Thursday, October 22, 2009
But, then I try to focus on how BIG God is and how He already knows each and every need so much better than anyone else. He already knows where we are, where we have been and where we are heading. He already knows the outcome. To me, that is comforting. It's comforting to know that God is in control and not me. Comforting to know that He can provide all of our needs no matter how large or small they are.
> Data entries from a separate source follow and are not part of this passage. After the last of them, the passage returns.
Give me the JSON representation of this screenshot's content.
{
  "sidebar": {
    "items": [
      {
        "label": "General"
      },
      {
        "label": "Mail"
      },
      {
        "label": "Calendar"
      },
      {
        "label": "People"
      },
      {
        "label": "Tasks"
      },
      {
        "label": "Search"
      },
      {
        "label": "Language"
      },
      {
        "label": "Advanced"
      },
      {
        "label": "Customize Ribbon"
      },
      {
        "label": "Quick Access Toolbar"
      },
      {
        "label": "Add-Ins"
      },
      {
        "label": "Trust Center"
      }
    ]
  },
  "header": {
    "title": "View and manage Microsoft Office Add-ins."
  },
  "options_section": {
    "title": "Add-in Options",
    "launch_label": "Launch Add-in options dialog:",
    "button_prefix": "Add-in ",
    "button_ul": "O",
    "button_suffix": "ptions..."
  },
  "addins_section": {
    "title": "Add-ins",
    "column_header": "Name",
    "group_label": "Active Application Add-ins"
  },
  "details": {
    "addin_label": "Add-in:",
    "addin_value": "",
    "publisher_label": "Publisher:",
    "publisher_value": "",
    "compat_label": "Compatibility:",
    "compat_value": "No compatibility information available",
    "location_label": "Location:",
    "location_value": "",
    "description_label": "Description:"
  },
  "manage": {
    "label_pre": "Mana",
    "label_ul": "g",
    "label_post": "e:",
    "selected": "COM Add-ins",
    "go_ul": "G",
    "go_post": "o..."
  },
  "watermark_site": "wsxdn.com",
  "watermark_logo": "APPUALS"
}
He can deliver MIRACLES in places where all hope seems to be gone. These are some of the things that encourage me and lead me to continue to pray knowing that my efforts are not fruitless. The answers may not be what I expect or for that matter, what I think I want. But God knows far better than I what I need and what's best for me. And that's true for all of us.
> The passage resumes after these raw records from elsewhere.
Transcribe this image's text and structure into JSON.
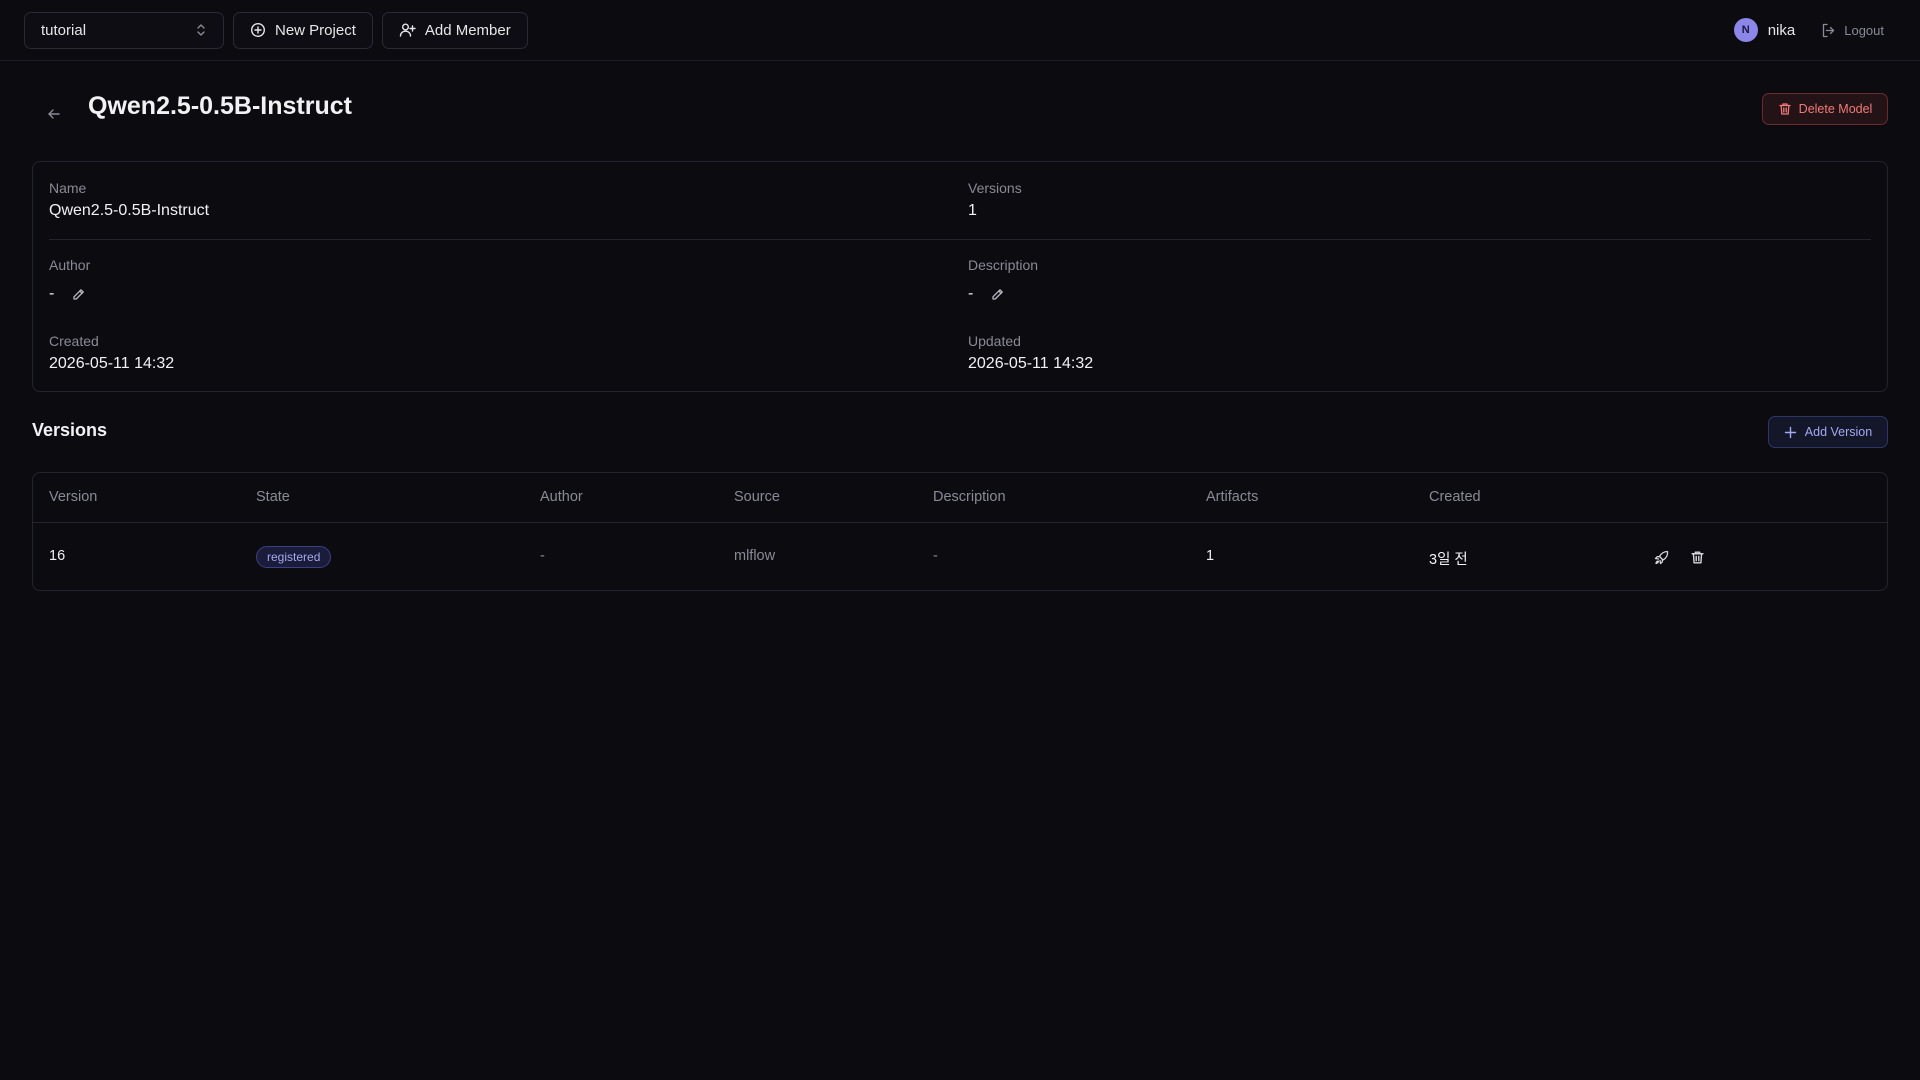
{
  "topbar": {
    "project": "tutorial",
    "new_project_label": "New Project",
    "add_member_label": "Add Member",
    "user": {
      "initial": "N",
      "name": "nika"
    },
    "logout_label": "Logout"
  },
  "header": {
    "title": "Qwen2.5-0.5B-Instruct",
    "delete_label": "Delete Model"
  },
  "info": {
    "name_label": "Name",
    "name_value": "Qwen2.5-0.5B-Instruct",
    "versions_label": "Versions",
    "versions_value": "1",
    "author_label": "Author",
    "author_value": "-",
    "description_label": "Description",
    "description_value": "-",
    "created_label": "Created",
    "created_value": "2026-05-11 14:32",
    "updated_label": "Updated",
    "updated_value": "2026-05-11 14:32"
  },
  "versions": {
    "title": "Versions",
    "add_label": "Add Version",
    "columns": [
      "Version",
      "State",
      "Author",
      "Source",
      "Description",
      "Artifacts",
      "Created"
    ],
    "rows": [
      {
        "version": "16",
        "state": "registered",
        "author": "-",
        "source": "mlflow",
        "description": "-",
        "artifacts": "1",
        "created": "3일 전"
      }
    ]
  },
  "colors": {
    "background": "#0b0b10",
    "accent": "#a4a9f0",
    "danger": "#f07a7a",
    "avatar": "#8b86e8"
  },
  "icons": {
    "project_select": "chevron-up-down-icon",
    "new_project": "plus-circle-icon",
    "add_member": "user-plus-icon",
    "logout": "logout-icon",
    "back": "arrow-left-icon",
    "delete": "trash-icon",
    "edit": "pencil-icon",
    "add_version": "plus-icon",
    "deploy": "rocket-icon",
    "row_delete": "trash-icon"
  }
}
I've never really liked the expression "Let Go and Let God", but the idea that I can let go of my worries and fears because I have given them over to the hands of the Almighty, that I like. Then I can focus on the joy of the day, of the moment. And that's just what He wants me to do.
Friday, October 16, 2009
I know their marriage wasn't perfect, but I know they loved each other and I know they were proud of the family that they made together. I know my mom still loves and adores Dad. Her voice was sad when we talked tonight. I wish I could take that away, but it's all part of our reality now, our lives without him. But, it was fun to listen to her remember old times and relive memories. If Dad were here, it would be their 45th anniversary.
Thanks, Mom and Dad, for showing me what love looks like.
Friday, October 2, 2009
So, on Wednesday, my dear friend Melinda cut and colored my hair. You can see my latest pic with Lochlan. I love it. She always makes me feel beautiful. Thank you sweetie!
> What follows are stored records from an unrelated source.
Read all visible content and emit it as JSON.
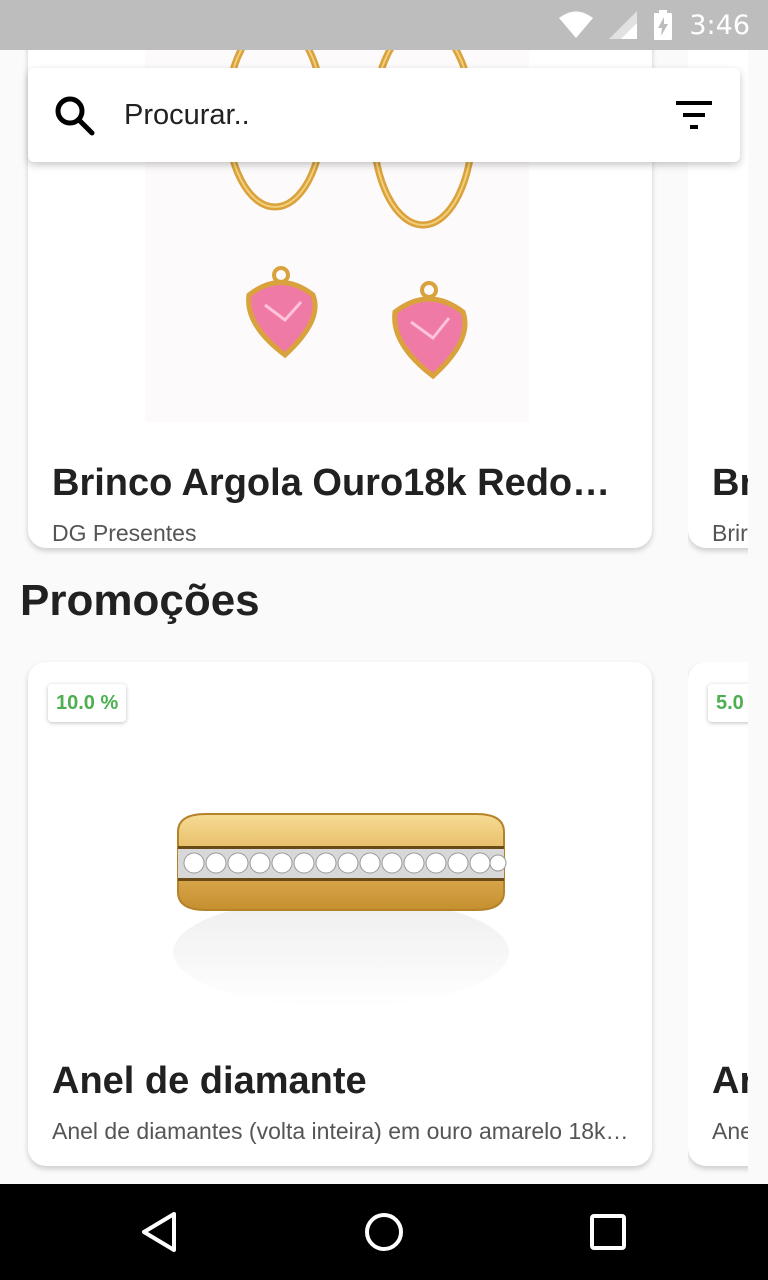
{
  "status_bar": {
    "time": "3:46",
    "icons": [
      "wifi-icon",
      "signal-icon",
      "battery-charging-icon"
    ]
  },
  "search": {
    "placeholder": "Procurar..",
    "icon": "search-icon",
    "filter_icon": "filter-icon"
  },
  "featured_cards": [
    {
      "title": "Brinco Argola Ouro18k Redon…",
      "subtitle": "DG Presentes",
      "image": "gold-hoop-earrings-pink-heart"
    },
    {
      "title": "Br",
      "subtitle": "Brir"
    }
  ],
  "promotions": {
    "section_title": "Promoções",
    "cards": [
      {
        "badge": "10.0 %",
        "title": "Anel de diamante",
        "subtitle": "Anel de diamantes (volta inteira) em ouro amarelo 18k…",
        "image": "gold-diamond-band-ring"
      },
      {
        "badge": "5.0",
        "title": "Ar",
        "subtitle": "Ane"
      }
    ]
  },
  "nav_bar": {
    "icons": [
      "back-icon",
      "home-icon",
      "recents-icon"
    ]
  },
  "colors": {
    "status_bar": "#bdbdbd",
    "badge_text": "#4caf50",
    "background": "#fafafa"
  }
}
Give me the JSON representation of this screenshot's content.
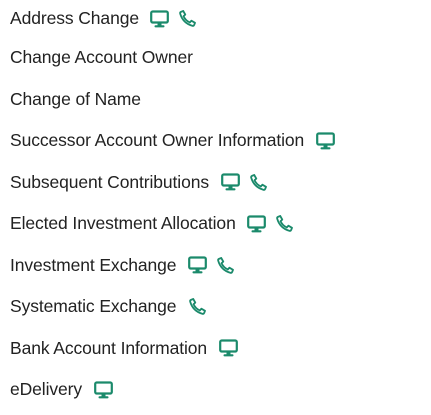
{
  "accent_color": "#1b8a6b",
  "text_color": "#222222",
  "items": [
    {
      "label": "Address Change",
      "icons": [
        "computer-icon",
        "phone-icon"
      ]
    },
    {
      "label": "Change Account Owner",
      "icons": []
    },
    {
      "label": "Change of Name",
      "icons": []
    },
    {
      "label": "Successor Account Owner Information",
      "icons": [
        "computer-icon"
      ]
    },
    {
      "label": "Subsequent Contributions",
      "icons": [
        "computer-icon",
        "phone-icon"
      ]
    },
    {
      "label": "Elected Investment Allocation",
      "icons": [
        "computer-icon",
        "phone-icon"
      ]
    },
    {
      "label": "Investment Exchange",
      "icons": [
        "computer-icon",
        "phone-icon"
      ]
    },
    {
      "label": "Systematic Exchange",
      "icons": [
        "phone-icon"
      ]
    },
    {
      "label": "Bank Account Information",
      "icons": [
        "computer-icon"
      ]
    },
    {
      "label": "eDelivery",
      "icons": [
        "computer-icon"
      ]
    }
  ]
}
Sunday is the Aids Walk in downtown Phoenix. I lost a very dear friend three years ago to HIV. I haven't done the walk in a few years, so in honor of my dear Eric, we will joining in walking to find a cure for Aids. I miss him, what a doll.
We had school conferences yesterday and both kids got glowing reports. I am so proud of them!
So, overall, a really good, although fast week it has been. This weekend, I hope you all find rest and some time to share with those you really love. God is good all the time.
Tuesday, September 29, 2009
We have been married for 12 years. I don't remember life without him. We have built our family together and we are very happy. Not to say our lives are perfect. We had a rough patch a few years back that almost ended in divorce. But, by the grace of God, KC stuck by my side and we weathered the storm. I love my life with him.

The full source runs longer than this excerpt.